Improved Model to Predict the Free Energy Contribution of Trinucleotide Bulges to RNA Duplex Stability

[Image: see text] Trinucleotide bulges in RNA commonly occur in nature. Yet, little data exists concerning the thermodynamic parameters of this motif. Algorithms that predict RNA secondary structure from sequence currently attribute a constant free energy value of 3.2 kcal/mol to all trinucleotide bulges, regardless of bulge sequence. To test the accuracy of this model, RNA duplexes that contain frequent naturally occurring trinucleotide bulges were optically melted, and their thermodynamic parameters—enthalpy, entropy, free energy, and melting temperature—were determined. The thermodynamic data were used to derive a new model to predict the free energy contribution of trinucleotide bulges to RNA duplex stability: ΔG°(37, trint bulge) = ΔG°(37, bulge) + ΔG°(37, AU) + ΔG°(37, GU).
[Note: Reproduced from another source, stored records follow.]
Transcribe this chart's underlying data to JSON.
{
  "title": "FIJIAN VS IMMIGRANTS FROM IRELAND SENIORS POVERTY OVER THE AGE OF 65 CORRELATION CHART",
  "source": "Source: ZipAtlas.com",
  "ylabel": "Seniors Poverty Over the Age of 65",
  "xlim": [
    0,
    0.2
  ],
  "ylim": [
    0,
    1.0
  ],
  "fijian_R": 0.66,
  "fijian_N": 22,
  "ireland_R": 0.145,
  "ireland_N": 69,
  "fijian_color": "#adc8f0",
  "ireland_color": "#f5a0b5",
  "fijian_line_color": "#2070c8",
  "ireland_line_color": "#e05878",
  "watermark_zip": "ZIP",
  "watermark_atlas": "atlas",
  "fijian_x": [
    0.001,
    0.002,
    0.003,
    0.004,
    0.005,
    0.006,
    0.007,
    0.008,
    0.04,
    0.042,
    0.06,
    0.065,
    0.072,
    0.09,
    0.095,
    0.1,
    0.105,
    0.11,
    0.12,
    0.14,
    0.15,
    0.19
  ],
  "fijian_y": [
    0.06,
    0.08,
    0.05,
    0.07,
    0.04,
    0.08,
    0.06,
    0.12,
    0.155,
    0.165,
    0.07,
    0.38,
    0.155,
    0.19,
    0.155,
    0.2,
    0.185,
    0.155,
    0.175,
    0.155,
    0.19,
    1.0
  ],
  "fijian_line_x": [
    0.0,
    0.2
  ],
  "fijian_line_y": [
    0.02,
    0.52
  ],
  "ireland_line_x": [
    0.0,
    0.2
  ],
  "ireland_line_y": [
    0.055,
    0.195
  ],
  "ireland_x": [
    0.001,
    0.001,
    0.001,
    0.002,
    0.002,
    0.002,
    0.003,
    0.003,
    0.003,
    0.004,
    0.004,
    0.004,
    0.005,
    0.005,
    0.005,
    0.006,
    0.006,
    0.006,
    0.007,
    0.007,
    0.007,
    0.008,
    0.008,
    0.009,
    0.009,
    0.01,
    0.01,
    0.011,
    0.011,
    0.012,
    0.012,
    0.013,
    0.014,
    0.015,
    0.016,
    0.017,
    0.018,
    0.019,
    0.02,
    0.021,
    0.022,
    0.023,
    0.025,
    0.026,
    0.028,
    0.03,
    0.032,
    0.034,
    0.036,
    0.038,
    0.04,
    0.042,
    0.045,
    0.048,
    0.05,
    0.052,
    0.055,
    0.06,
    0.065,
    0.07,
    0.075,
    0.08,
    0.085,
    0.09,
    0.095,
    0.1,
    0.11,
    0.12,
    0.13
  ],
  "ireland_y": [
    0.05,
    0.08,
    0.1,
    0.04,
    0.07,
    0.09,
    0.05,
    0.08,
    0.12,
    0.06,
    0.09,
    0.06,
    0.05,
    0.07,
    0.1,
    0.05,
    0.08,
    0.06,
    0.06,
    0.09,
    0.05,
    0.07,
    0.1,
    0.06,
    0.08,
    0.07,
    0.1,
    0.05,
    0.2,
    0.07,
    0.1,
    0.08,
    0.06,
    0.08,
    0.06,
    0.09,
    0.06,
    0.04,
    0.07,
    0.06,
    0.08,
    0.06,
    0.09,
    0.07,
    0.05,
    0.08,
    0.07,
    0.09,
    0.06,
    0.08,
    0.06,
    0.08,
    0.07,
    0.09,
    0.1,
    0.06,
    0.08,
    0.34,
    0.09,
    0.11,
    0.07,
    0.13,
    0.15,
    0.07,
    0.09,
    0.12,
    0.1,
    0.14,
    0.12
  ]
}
The parameter ΔG°(37, bulge) is variable depending upon the purine and pyrimidine composition of the bulge, ΔG°(37, AU) is a 0.49 kcal/mol penalty for an A-U closing pair, and ΔG° (37, GU) is a −0.56 kcal/mol bonus for a G-U closing pair. With both closing pair and bulge sequence taken into account, this new model predicts free energy values within 0.30 kcal/mol of the experimental value. The new model can be used by algorithms that predict RNA free energies as well as algorithms that use free energy minimization to predict RNA secondary structure from sequence.